In 2000, he led a remarkable struggle for women’s entry into the Shani Shingnapur temple in Ahmadnagar. He issued open challenges to powerful godmen and godwomen like Nirmala Devi and Narendra Maharaj. This year, when Asaram Bapu played Holi with thousands of litres of drinking water in drought-ridden Maharashtra, Dr. Dabholkar challenged it and eventually the Government had to step in to stop it. He was a fierce opponent of the mis-called ‘honour crimes’, and a defender of inter-caste marriages.

Dr. Dabholkar mobilized a team of socially oriented dramatists including Sreeram Lagu, Nilu Phule, and Rohini Hattangadi to organise 100 performances of a Marathi play in different parts of the state, thereby creating a fund through the sale of tickets and through donations, to support full time social activists in Maharashtra. One of his associates reports that 45 progressive social activists are supported by this fund now, which amounts to more than Rs 1 crore.

In a country where feudal survivals are strong, and where corporate media channels shamelessly promote superstitions and unreason daily, where politicians, bureaucrats and moneybags promote a thriving industry of godmen, where superstition and fear are peddled as a panacea for the poor, where stories of women being killed as witches and human sacrifice can be heard daily, and where mental and physical ailments are treated by quacks and witch-doctors routinely, Dr. Dabholkar’s work was anything but easy. But he inherited Maharashtra’s sturdy rationalist legacy, of which the best examples were Jotiba Phule and Dr. Ambedkar.

Dr. Dabholkar had faced many threats of violence. One of the latest was when the Sanatan Sanstha warned him publicly at Azad Maidan to “Remember Gandhi. Remember what we did to him.” The Sanstha is a Sangh militant outfit, a breakaway of the the Hindu Janjagriti Samiti, and is implicated in four bomb blasts. Their office, according to a reporter, has “a painting that has an image of India surrounded by four villains – including ‘people who oppose black magic’ and Mayawati’s BSP.” The Sanstha’s publication the Sanatan Prabhat has issued threats to journalists Kumar Ketkar, Nikhil Wagle and Rana Ayyub. Former ATS chief Hemant Karkare who was investigating the 2008 blasts had recommended a ban on the Sanstha.

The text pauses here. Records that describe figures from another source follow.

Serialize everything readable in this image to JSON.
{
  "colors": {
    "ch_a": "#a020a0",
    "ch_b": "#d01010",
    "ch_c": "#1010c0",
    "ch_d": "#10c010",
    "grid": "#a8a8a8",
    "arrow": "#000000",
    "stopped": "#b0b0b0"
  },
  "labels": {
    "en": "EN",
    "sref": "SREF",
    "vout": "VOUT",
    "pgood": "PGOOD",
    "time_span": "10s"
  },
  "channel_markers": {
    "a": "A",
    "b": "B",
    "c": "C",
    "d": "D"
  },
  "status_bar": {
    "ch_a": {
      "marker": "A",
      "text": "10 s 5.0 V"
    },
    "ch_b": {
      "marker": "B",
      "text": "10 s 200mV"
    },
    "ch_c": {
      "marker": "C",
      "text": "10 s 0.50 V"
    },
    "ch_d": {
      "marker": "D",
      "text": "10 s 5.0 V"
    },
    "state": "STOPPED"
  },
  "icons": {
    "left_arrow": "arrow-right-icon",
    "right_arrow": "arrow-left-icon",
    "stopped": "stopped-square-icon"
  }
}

The questions for the Maharashtra Government are many: why did they not arrest and prosecute the Hindu fundamentalists who openly made death threats to Dr. Dabholkar? Why have they been so reluctant to pass a Bill to curb conmen who profit from superstition?

Those who killed Dr. Dabholkar continue their intimidation spree. At a screening of Anand Patwardhan’s Jai Bhim Comrade in Pune organized by the FTII, which had dedicated the screening to Dr. Dabholkar’s memory, the ABVP attacked FTII students and Kabir Kala Manch activists who perform anti-casteand progressive music in the tradition of Ambedkarite and Marxist rationalism.

Dr. Dabholkar’s legacy however cannot be silenced with bullets. The robust tradition of rationalism which he so ably represented will continue to thrive.